People miss the passed days in general. It is quite normal to remember good time with friends, family or someone special. But it is very unfortunate for me that i never miss my passed days. Though there were many success, many special moments, many glorious events, I rarely remember my past. And i rarely miss someone. I don't know what's wrong with my psychology but it is reality. There are many reasons behind it. Firstly, I never try to remember my glorious moments as It makes me feel nervous. Similarly, I had many friends in my school, college, university, work places, others. But it is very rare that i contact with them. I love all of them but i never try to contact them in general. It is not like I don't like them but it is like my psychology that i am always engaged on present situation. I don't know what my real problem is. Because I don't miss my school days. Almost all the persons miss their school life expect me. Same thing goes with my college, university and work places.
Or I am just a selfish who don't care any one.
Or maybe I always want to leave every thing and with strong relationship (any kind of relationship), it is tough to leave everything. For me, a goodbye means really a goodbye.
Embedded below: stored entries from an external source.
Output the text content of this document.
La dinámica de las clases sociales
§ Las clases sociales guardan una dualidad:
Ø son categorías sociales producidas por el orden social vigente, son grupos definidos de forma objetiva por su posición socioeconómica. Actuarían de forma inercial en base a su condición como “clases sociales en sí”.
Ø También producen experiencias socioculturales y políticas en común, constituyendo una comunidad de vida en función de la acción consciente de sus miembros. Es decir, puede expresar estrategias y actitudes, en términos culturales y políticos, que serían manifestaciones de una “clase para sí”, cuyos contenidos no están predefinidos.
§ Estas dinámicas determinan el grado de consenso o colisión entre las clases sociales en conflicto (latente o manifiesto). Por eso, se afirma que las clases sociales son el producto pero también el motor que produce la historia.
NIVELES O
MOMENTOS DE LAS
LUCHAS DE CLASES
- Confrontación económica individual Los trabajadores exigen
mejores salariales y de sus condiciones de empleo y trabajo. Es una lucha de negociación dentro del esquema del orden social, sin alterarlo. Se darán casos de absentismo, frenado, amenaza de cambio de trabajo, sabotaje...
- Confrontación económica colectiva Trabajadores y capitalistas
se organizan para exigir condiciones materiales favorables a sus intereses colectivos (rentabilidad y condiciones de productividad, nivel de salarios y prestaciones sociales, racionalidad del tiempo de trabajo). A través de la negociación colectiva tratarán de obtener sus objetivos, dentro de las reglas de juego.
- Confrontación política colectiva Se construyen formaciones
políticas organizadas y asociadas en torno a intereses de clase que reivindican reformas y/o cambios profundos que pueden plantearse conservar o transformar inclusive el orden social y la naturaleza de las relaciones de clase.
Or maybe relationship (any kind) is a burden for me. I always try to run away from people who approximately closes to me (anticipated close). I respect them but I rarely try to communicate with them.
Or maybe I always focus on my present and too much involved in my work. For most of us, works are not very pleasant activities but i love to work. And I am very serious about my work and passionate about it.
Or I don't know what the problem is.
One may call me any thing for this kind of behavior. But i don't know.